Belçika ile yakın ekonomik, sosyal ve kültürel ilişkileri olan, gelişmelerden olumsuz etkilenen Lüksemburg'un Başbakanı, basına verdiği demeçlerde, Belçikalı politikacıları ağır ifadelerle eleştirerek, Lüksemburg'un "kendini arayan bir Belçika'nın arızalarını gidermek niyetinde olmadığını" söyledi.

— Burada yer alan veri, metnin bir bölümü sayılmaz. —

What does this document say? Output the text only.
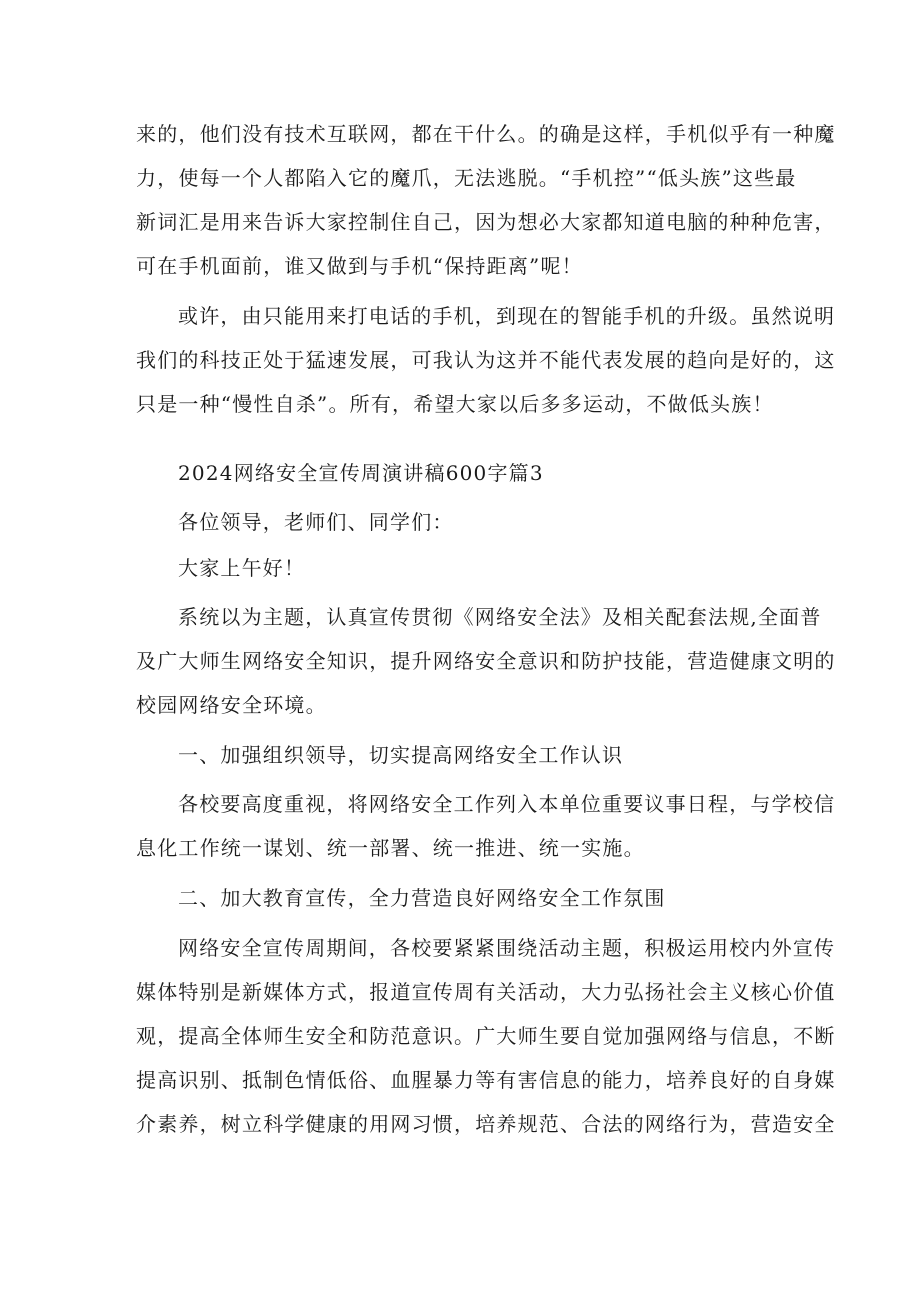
来的，他们没有技术互联网，都在干什么。的确是这样，手机似乎有一种魔
力，使每一个人都陷入它的魔爪，无法逃脱。“手机控”“低头族”这些最
新词汇是用来告诉大家控制住自己，因为想必大家都知道电脑的种种危害，
可在手机面前，谁又做到与手机“保持距离”呢！
或许，由只能用来打电话的手机，到现在的智能手机的升级。虽然说明
我们的科技正处于猛速发展，可我认为这并不能代表发展的趋向是好的，这
只是一种“慢性自杀”。所有，希望大家以后多多运动，不做低头族！
2024网络安全宣传周演讲稿600字篇3
各位领导，老师们、同学们：
大家上午好！
系统以为主题，认真宣传贯彻《网络安全法》及相关配套法规,全面普
及广大师生网络安全知识，提升网络安全意识和防护技能，营造健康文明的
校园网络安全环境。
一、加强组织领导，切实提高网络安全工作认识
各校要高度重视，将网络安全工作列入本单位重要议事日程，与学校信
息化工作统一谋划、统一部署、统一推进、统一实施。
二、加大教育宣传，全力营造良好网络安全工作氛围
网络安全宣传周期间，各校要紧紧围绕活动主题，积极运用校内外宣传
媒体特别是新媒体方式，报道宣传周有关活动，大力弘扬社会主义核心价值
观，提高全体师生安全和防范意识。广大师生要自觉加强网络与信息，不断
提高识别、抵制色情低俗、血腥暴力等有害信息的能力，培养良好的自身媒
介素养，树立科学健康的用网习惯，培养规范、合法的网络行为，营造安全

Valonlar ve Flamanlar arasındaki uzlaşmazlık nedeniyle koalisyon hükümeti arayışları sonuçsuz kalan ve siyasi krizin derinleştiği Belçika'da çeşitli "bölünme ve bağımsızlık" senaryoları gündeme getiriliyor. Bu senaryolar arasında, "Belçika'da Fransızca ve Almanca konuşan kesimin Lüksemburg ile bütünleşmesi" de bulunuyor.
Basına yaptığı açıklamalarla konuyu değerlendirme gereği duyan Juncker, "Belçika meselesinin yanıtı Belçikadadır" diyerek, ülkesinin bu tartışmalardan uzak tutulmasını istedi.
"Belçika kendine gelmezse Avrupa'daki itibarı iyice sıfırlanacak" diyen Juncker, "Belçikalı politikacılar sık sık başkalarına ders veriyor, tavsiyelerde bulunuyor. Oysa kendi topraklarındaki sorunları çözme yeteneğine sahip değiller" ifadesini kullandı.
"Avrupa'da kendinden gurur duymayan tek ülkenin Belçika olması beni üzüyor" diyen Lüksemburg Başbakanı, "Neyse ki avroya geçildi, Belçika parası Lüksemburg'un ulusal para birimi olmaktan çıktı" düşüncesini yansıttı.
Juncker'in son değerlendirmeleri özetle şöyle:
"Söyleyecek söz bulamıyorum. Belçika'yı artık tanıyamıyorum. Küçük bir kraliyette, birlikte yaşama iradesi kalmadığı için ulusal uzlaşma sağlanamazsa bu ülke Avrupa'da tüm etkinliğini kaybeder. Kimse söylemiyor ama Belçika'nın AB'deki imaj ve itibarı giderek bozuluyor. Böyle giderse Belçika AB'de figüran rolüne düşecek. Biz Belçika'yı örnek görüyor, çeşitli etnik grupların yaşadığı ülkelere örnek gösteriyorduk. Ben, Belçika'nın zaten giderek küçülmekte olan AB çemberi dışına çıkmasından endişe duyuyorum."
Juncker, Flaman menfaatlerine öncelik veren, hükümet kurmakla görevli Belçika başbakan adayı Hristiyan Demokrat Yves Leterme'i de imalı şekilde eleştirerek, "İyi bir Belçika Başbakanı Avrupa inançlarına yönelmeli, toplumlar arası uzlaşma sağlayacak yetenekte olmalıdır. Bunun için de Belçikalı olması yeterlidir" dedi.